When you write $\mathrm{CO_2}$, you are representing a particle model where each molecule contains one carbon atom and two oxygen atoms. When you write $\mathrm{NaCl}$, you are representing an ionic lattice with a $1:1 ratio of sodium ions to chloride ions rather than separate molecules. This is important because formulae can represent different types of substances in different ways.

For molecular substances, the molecular formula gives the number of atoms in one molecule. For ionic compounds, the formula unit gives the simplest ratio of ions in the lattice, which behaves like an empirical formula. This shows how formulae connect to the particulate nature of matter across different kinds of substances.

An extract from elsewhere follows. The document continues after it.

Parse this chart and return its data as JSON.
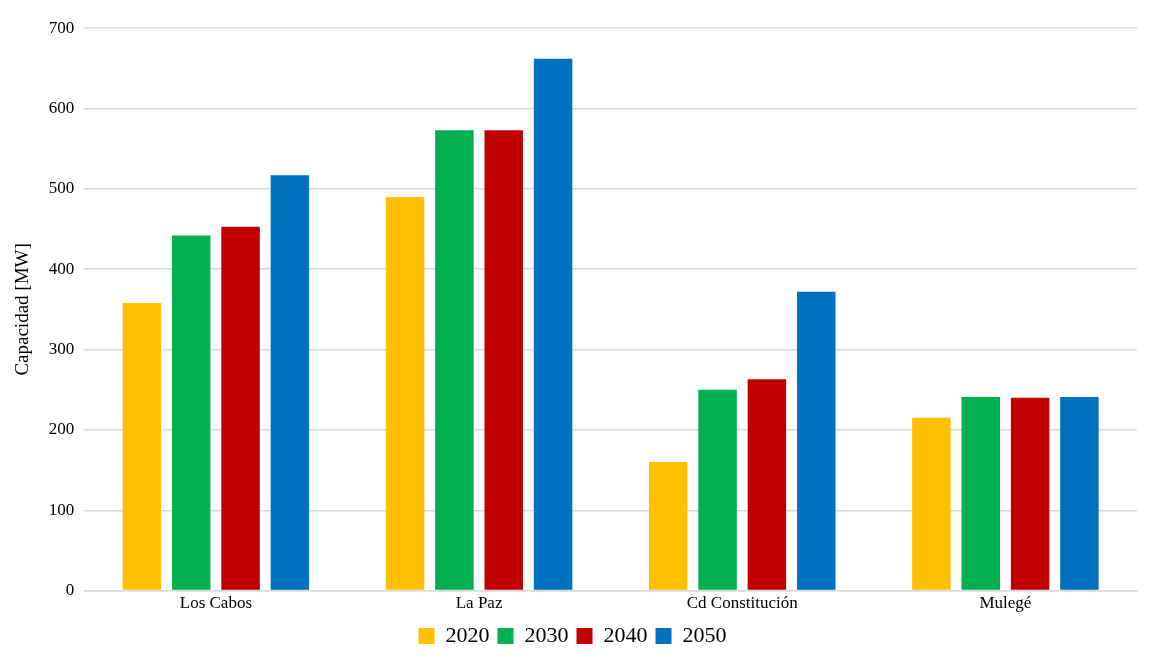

Common mistakes and how to avoid them ⚠️

A few errors appear often in empirical formula questions:

forgetting to convert percentages into moles,
using masses directly instead of mole ratios,
rounding too early before the final ratio is clear,
not multiplying ratios when values are close to $0.5$ or $1.5$,
confusing empirical formula with molecular formula.

For example, if your ratios are $1:1.5, you should multiply all values by $2$ to get $2:3$. If the ratio is $1:1.33$, you may need to multiply by $3$ to get approximately $3:4.

Always check that the final numbers are the smallest whole-number ratio possible. This is a key skill in exam questions because it shows careful chemical reasoning.

Conclusion ✅

Empirical and molecular formulae are essential tools in chemistry because they describe the composition of compounds using atoms and ratios. The empirical formula gives the simplest whole-number ratio, while the molecular formula gives the actual number of atoms in a molecule. Together, they connect experimental data to the particulate model of matter that underpins IB Chemistry SL.

students, when you solve formula questions, remember that you are turning measurements into a model of atomic structure. That is one of the central strengths of chemistry: using evidence to describe the invisible world of particles in a clear and meaningful way 🌟

Study Notes

The empirical formula is the simplest whole-number ratio of atoms in a compound.
The molecular formula is the actual number of atoms of each element in one molecule.
Empirical formulae are found from masses, percentages, or other composition data by converting to moles.
A formula mass or molar mass comparison helps turn an empirical formula into a molecular formula.
Use $n = \frac{M}{M_{\mathrm{emp}}}$ to find how many empirical units make up one molecule.
Multiply all subscripts in the empirical formula by the same whole number to get the molecular formula.
Formulae are symbolic models of matter and connect directly to the particulate nature of matter.
For ionic compounds, the formula usually shows the simplest ratio of ions, similar to an empirical formula.
Common exam skills include mole conversion, ratio simplification, and checking for whole numbers.
Accurate formula work helps explain composition, identify compounds, and connect macroscopic data to microscopic structure.